Johannes Larsen: Birds of Passage in Art and Poetry

20/5-2017

22/10-2017

This exhibition shows Johannes Larsen’s work on birds which are a motif of his illustrations for Steen Steensen Blicher’s poetry collection Birds of Passage (1838).

The exhibition is an homage to the art book which Johannes Larsen created during 1911-13 when he produced woodcuts for a reprint of Blicher’s well-known selected poetry. The show presents the book and the woodcuts in dialogue with the artist’s other ornithological work along with contemporary Danish writers’ re-interpretations of Blicher’s poetry in New Birds of Passage (2014).

‘Johannes Larsen: Birds of Passage in Art and Poetry’ celebrates the 150th anniversary of Johannes Larsen’s birth and complements the Museum’s exhibition ‘Johannes Larsen and Japanese Woodcuts’ which focuses on the influence of Japanese woodcuts on the artist.

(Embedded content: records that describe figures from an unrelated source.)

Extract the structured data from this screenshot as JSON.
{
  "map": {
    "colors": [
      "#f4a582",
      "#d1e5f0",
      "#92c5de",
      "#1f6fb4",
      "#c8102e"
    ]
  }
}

Birds of Passage in Art and Poetry

 

Birds of Passage is Steen Steensen Blicher’s poetic masterpiece of 30 poems on birds which considers each bird in turn and begins with a prelude and an overture. The poems were composed during a period of serious illness and the ‘Prelude’ in particular is known as ‘The time draws near, when I must away’ with death as a motif. Johannes Larsen who worked throughout his life with bird subjects, knew Blicher’s poems and let the verse add new dimensions to his own work on birds which he thought gave nature a voice and a soul.

Word meets image in the exhibition as it moves through a selection of the book’s migratory birds and sees the woodcuts and the printed poetry complement works from the Museum’s collection. Johannes Larsen worked on the book’s birds in watercolour and oil on canvas. When Faaborg Museum opened in 1910 Johannes Larsen was the most affluent artist represented in the collection and the majority of his works are connected with illustration.

Behind Johannes Larsen’s work with woodcuts lay a thorough and almost scientific knowledge of birds. He had worked with birds as a subject in his art for many decades and Faaborg Museum’s collection holds a series of his ornithological illustrations in addition to the work for the book Birds of Passage.

Blicher’s poetry is complemented from a contemporary, literary perspective through a re-interpretation in the volume New Birds of Passage (2014). Thirty-two Danish writers were invited to compose new poetry and short stories on Blicher’s migratory birds. Amongst the contributors are leading poets such as Pia Juul, Peter Laugesen and Klaus Rifbjerg as well as younger writers such as Amalie Smith, Kristina Stoltz and Christel Wiinblad. The volume received glowing reviews but has not been previously shown within a fine art context.